The other two are getting rich countries to fulfil a 12-year-old pledge of providing $100 billion US a year in financial climate aid to poor nations and ensuring that half of that amount goes to helping developing nations adapt to the worst effects of climate change.
The Conference of Parties (COP), as it's known, meets every year and is the global decision-making body set up in the early 1990s to implement the United Nations Framework Convention on Climate Change and subsequent climate agreements.
Guterres said the Glasgow talks "are in a crucial moment" and need to accomplish more than securing a weak deal that participating nations agree to support.
"The worst thing would be to reach an agreement at all costs by a minimum common denominator that would not respond to the huge challenges we face," Guterres said.
That's because the overarching goal of limiting warming since pre-industrial times to 1.5 C by the end of the century "is still on reach but on life support," Guterres said. The world has already warmed 1.1 C, leaving far less than a degree before the threshold is hit.

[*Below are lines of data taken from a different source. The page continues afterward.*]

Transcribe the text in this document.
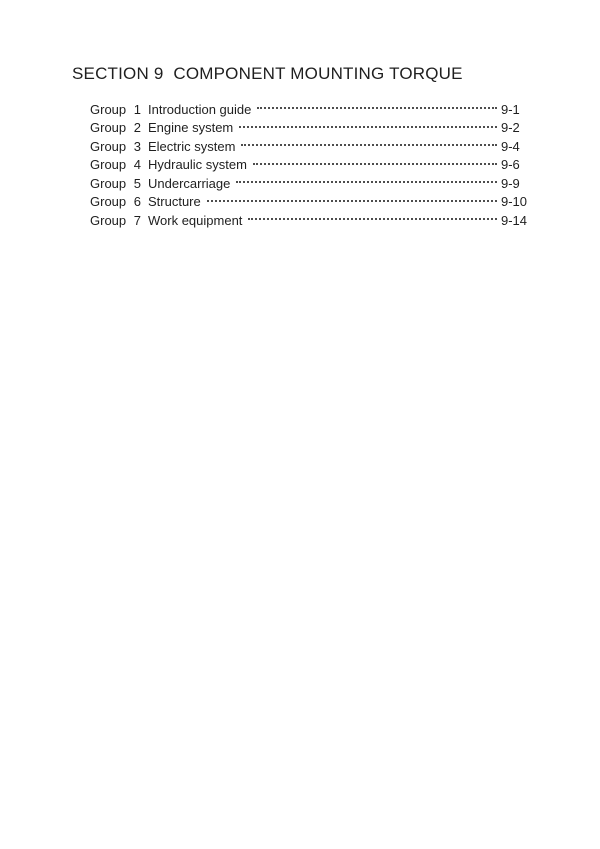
SECTION 9  COMPONENT MOUNTING TORQUE
Group 1 Introduction guide	9-1
Group 2 Engine system	9-2
Group 3 Electric system	9-4
Group 4 Hydraulic system	9-6
Group 5 Undercarriage	9-9
Group 6 Structure	9-10
Group 7 Work equipment	9-14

Less than 36 hours from the scheduled close of the negotiations, Guterres said that if negotiators can't reach ambitious carbon-cutting goals — "and very probably it will not happen" — then national leaders would need to come up with new pledges next year and in 2023 during high-level meetings.
He said it is "very important" that nations update their goals and send top leaders to the climate talks every year, at this point. However, Guterres would not say at what point he thinks the 1.5-degree goal would have to be abandoned.
"When you are on the verge of the abyss, it's not important to discuss what will be your fourth or fifth step," Guterres said. "What's important to discuss is what will be your first step. Because if your first step is the wrong step, you will not have the chance to do a search to make a second or third one."
Guterres praised a Wednesday evening agreement between the United States and China to cut emissions this decade as a reason why he still hopes for some semblance of success in Glasgow. He said China promising that its carbon emissions would peak by 2030 represented a key change in the top emitter's outlook.